I am using crawler4j in a very amateur settings to crawl articles from a site (and boilerpipe for content scraping). In some of the sites, the crawler is working very neatly. But in other cases it just fails to fetch the website (though I can still get data using jsoup).
It so happens that from the same site, some page is being fetched and others aren't. It is giving this warning and then skipping the page altogether:
Feb 11, 2016 5:05:31 PM org.apache.http.client.protocol.ResponseProcessCookies processCookies
WARNING: Invalid cookie header: "Set-Cookie: visid_incap_688991=7KCcJ/TxTWSEzP9k6OFX2eZqvFYAAAAAQUIPAAAAAAAHVw5Tx4mHCf3VQHK63tAN; expires=Fri, 09 Feb 2018 15:00:14 GMT; path=/; Domain=.banglatribune.com". Invalid 'expires' attribute: Fri, 09 Feb 2018 15:00:14 GMT
I can understand from this warning that crawler4j is doing something regarding the cookie (it's using CookieSpecs.DEFAULT and I can't change it in any way).

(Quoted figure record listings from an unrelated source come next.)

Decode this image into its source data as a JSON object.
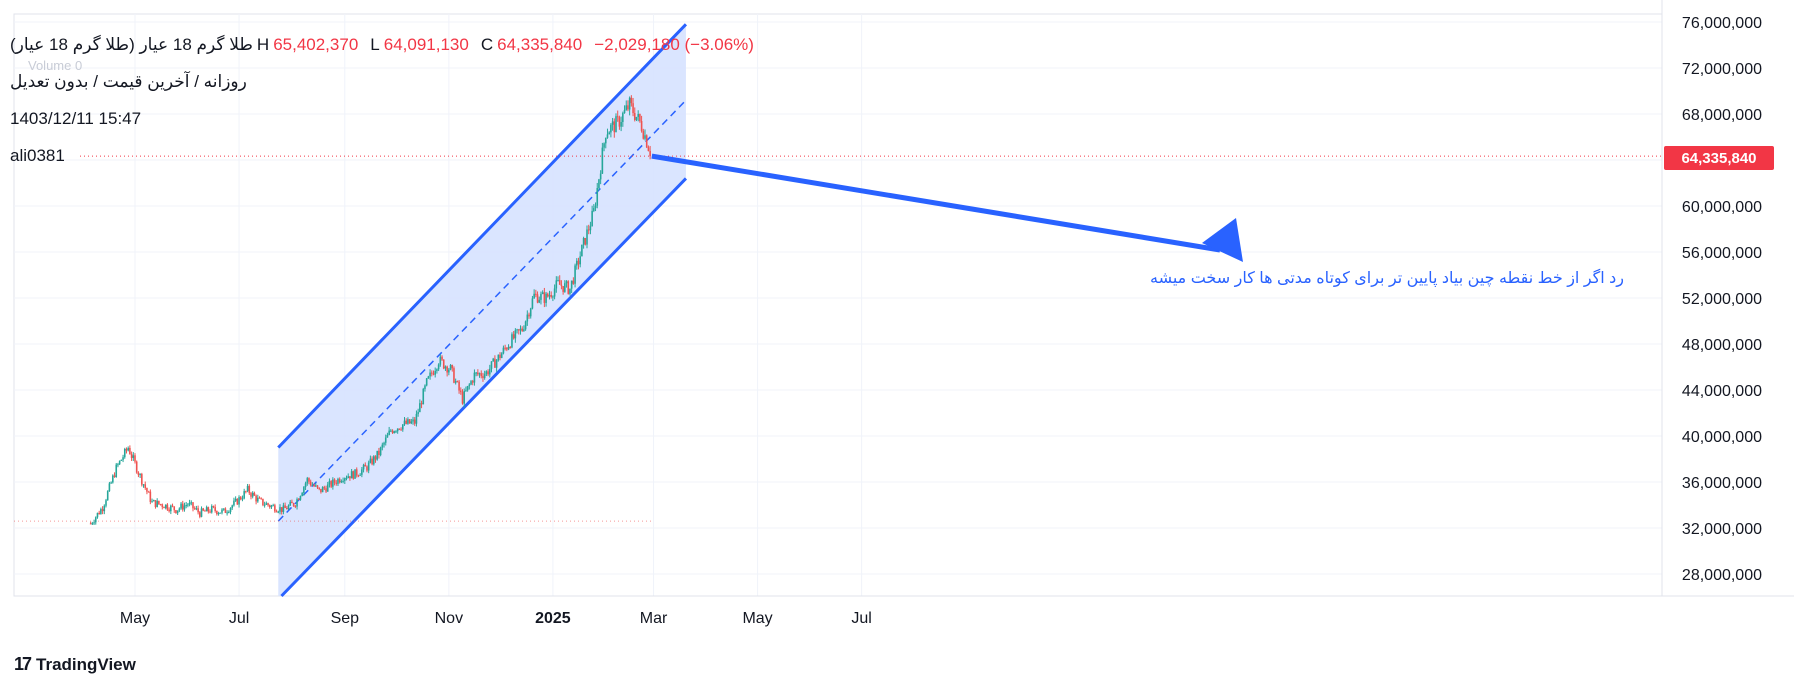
{
  "legend": {
    "symbol": "طلا گرم 18 عیار (طلا گرم 18 عیار)",
    "high_label": "H",
    "high": "65,402,370",
    "low_label": "L",
    "low": "64,091,130",
    "close_label": "C",
    "close": "64,335,840",
    "change": "−2,029,180 (−3.06%)",
    "subtitle": "روزانه / آخرین قیمت / بدون تعدیل",
    "volume_ghost": "Volume  0",
    "datetime": "1403/12/11 15:47",
    "author": "ali0381"
  },
  "annotation": "رد اگر از خط نقطه چین بیاد پایین تر برای کوتاه مدتی ها کار سخت میشه",
  "last_price_label": "64,335,840",
  "brand": {
    "name": "TradingView",
    "mark": "17"
  },
  "colors": {
    "up": "#26a69a",
    "down": "#ef5350",
    "channel": "#2962ff",
    "channel_fill": "#d6e2ff",
    "last_price": "#f23645"
  },
  "chart_data": {
    "type": "candlestick",
    "y_axis_ticks": [
      "28,000,000",
      "32,000,000",
      "36,000,000",
      "40,000,000",
      "44,000,000",
      "48,000,000",
      "52,000,000",
      "56,000,000",
      "60,000,000",
      "64,000,000",
      "68,000,000",
      "72,000,000",
      "76,000,000"
    ],
    "x_axis_ticks": [
      "May",
      "Jul",
      "Sep",
      "Nov",
      "2025",
      "Mar",
      "May",
      "Jul"
    ],
    "ylim": [
      26000000,
      76000000
    ],
    "price_series": [
      [
        "2024-04-05",
        32400000
      ],
      [
        "2024-04-12",
        33800000
      ],
      [
        "2024-04-20",
        37200000
      ],
      [
        "2024-04-27",
        39000000
      ],
      [
        "2024-05-04",
        36500000
      ],
      [
        "2024-05-11",
        34200000
      ],
      [
        "2024-05-18",
        34000000
      ],
      [
        "2024-05-25",
        33600000
      ],
      [
        "2024-06-01",
        34100000
      ],
      [
        "2024-06-08",
        33300000
      ],
      [
        "2024-06-15",
        33600000
      ],
      [
        "2024-06-22",
        33400000
      ],
      [
        "2024-06-29",
        34200000
      ],
      [
        "2024-07-06",
        35300000
      ],
      [
        "2024-07-13",
        34300000
      ],
      [
        "2024-07-20",
        33900000
      ],
      [
        "2024-07-27",
        33600000
      ],
      [
        "2024-08-03",
        34200000
      ],
      [
        "2024-08-10",
        36200000
      ],
      [
        "2024-08-17",
        35200000
      ],
      [
        "2024-08-24",
        35800000
      ],
      [
        "2024-08-31",
        36500000
      ],
      [
        "2024-09-07",
        36700000
      ],
      [
        "2024-09-14",
        37300000
      ],
      [
        "2024-09-21",
        38500000
      ],
      [
        "2024-09-28",
        40500000
      ],
      [
        "2024-10-05",
        41000000
      ],
      [
        "2024-10-12",
        41200000
      ],
      [
        "2024-10-19",
        44600000
      ],
      [
        "2024-10-26",
        46600000
      ],
      [
        "2024-11-02",
        45800000
      ],
      [
        "2024-11-09",
        43200000
      ],
      [
        "2024-11-16",
        45300000
      ],
      [
        "2024-11-23",
        45500000
      ],
      [
        "2024-11-30",
        46800000
      ],
      [
        "2024-12-07",
        48200000
      ],
      [
        "2024-12-14",
        49300000
      ],
      [
        "2024-12-21",
        52200000
      ],
      [
        "2024-12-28",
        52000000
      ],
      [
        "2025-01-04",
        53200000
      ],
      [
        "2025-01-11",
        52800000
      ],
      [
        "2025-01-18",
        56200000
      ],
      [
        "2025-01-25",
        59500000
      ],
      [
        "2025-02-01",
        66500000
      ],
      [
        "2025-02-08",
        67200000
      ],
      [
        "2025-02-15",
        68800000
      ],
      [
        "2025-02-22",
        67000000
      ],
      [
        "2025-02-28",
        64335840
      ]
    ],
    "channel": {
      "upper": [
        [
          "2024-07-24",
          39000000
        ],
        [
          "2025-03-20",
          75800000
        ]
      ],
      "middle": [
        [
          "2024-07-24",
          32600000
        ],
        [
          "2025-03-20",
          69200000
        ]
      ],
      "lower": [
        [
          "2024-07-24",
          25800000
        ],
        [
          "2025-03-20",
          62400000
        ]
      ]
    },
    "last_price": 64335840
  }
}
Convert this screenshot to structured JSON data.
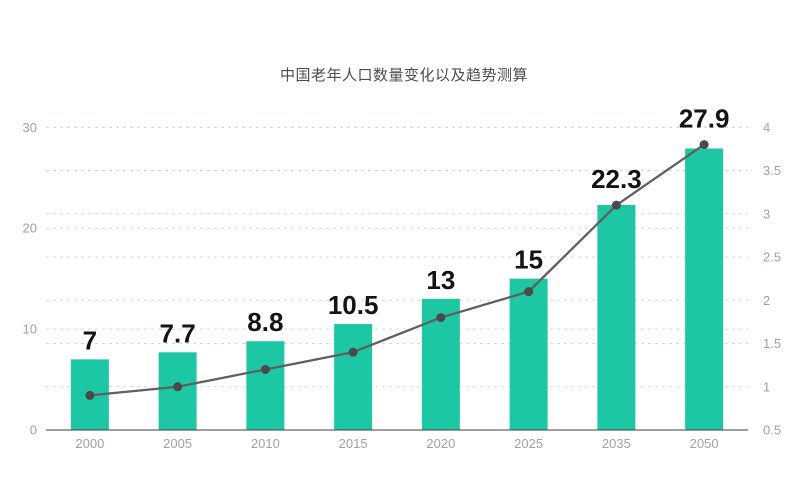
{
  "chart_data": {
    "type": "bar",
    "title": "中国老年人口数量变化以及趋势测算",
    "categories": [
      "2000",
      "2005",
      "2010",
      "2015",
      "2020",
      "2025",
      "2035",
      "2050"
    ],
    "series": [
      {
        "type": "bar",
        "axis": "left",
        "values": [
          7,
          7.7,
          8.8,
          10.5,
          13,
          15,
          22.3,
          27.9
        ],
        "labels": [
          "7",
          "7.7",
          "8.8",
          "10.5",
          "13",
          "15",
          "22.3",
          "27.9"
        ]
      },
      {
        "type": "line",
        "axis": "right",
        "values": [
          0.9,
          1.0,
          1.2,
          1.4,
          1.8,
          2.1,
          3.1,
          3.8
        ]
      }
    ],
    "left_axis": {
      "min": 0,
      "max": 30,
      "ticks": [
        0,
        10,
        20,
        30
      ],
      "tick_labels": [
        "0",
        "10",
        "20",
        "30"
      ]
    },
    "right_axis": {
      "min": 0.5,
      "max": 4,
      "ticks": [
        0.5,
        1,
        1.5,
        2,
        2.5,
        3,
        3.5,
        4
      ],
      "tick_labels": [
        "0.5",
        "1",
        "1.5",
        "2",
        "2.5",
        "3",
        "3.5",
        "4"
      ]
    },
    "grid": true,
    "legend_position": "none",
    "colors": {
      "bar": "#1ec7a3",
      "line": "#5f5f5f",
      "dot": "#4a4a4a",
      "grid": "#ccd8ee",
      "axis": "#3b3f45",
      "tick_label": "#9aa2af",
      "bar_label": "#141414",
      "title": "#4d4d4d",
      "background": "#ffffff"
    }
  }
}
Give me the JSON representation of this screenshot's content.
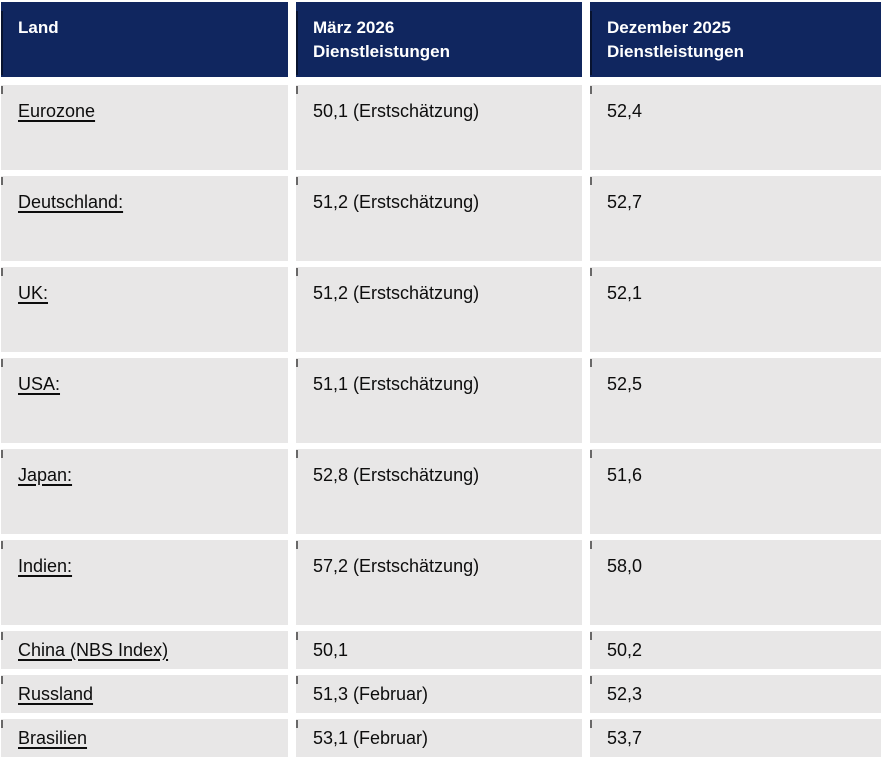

Is there any other way to manage the httpclient without using the crawler4j one?
Is there any way to change the cookie options in crawler4j?
PageFetcher.java in crawler4j creates the httpclient and handles all the cookie options.
Or should I use another crawler which can be customized for sites which use bad formats in their cookie?
Any help will be very much appreciated.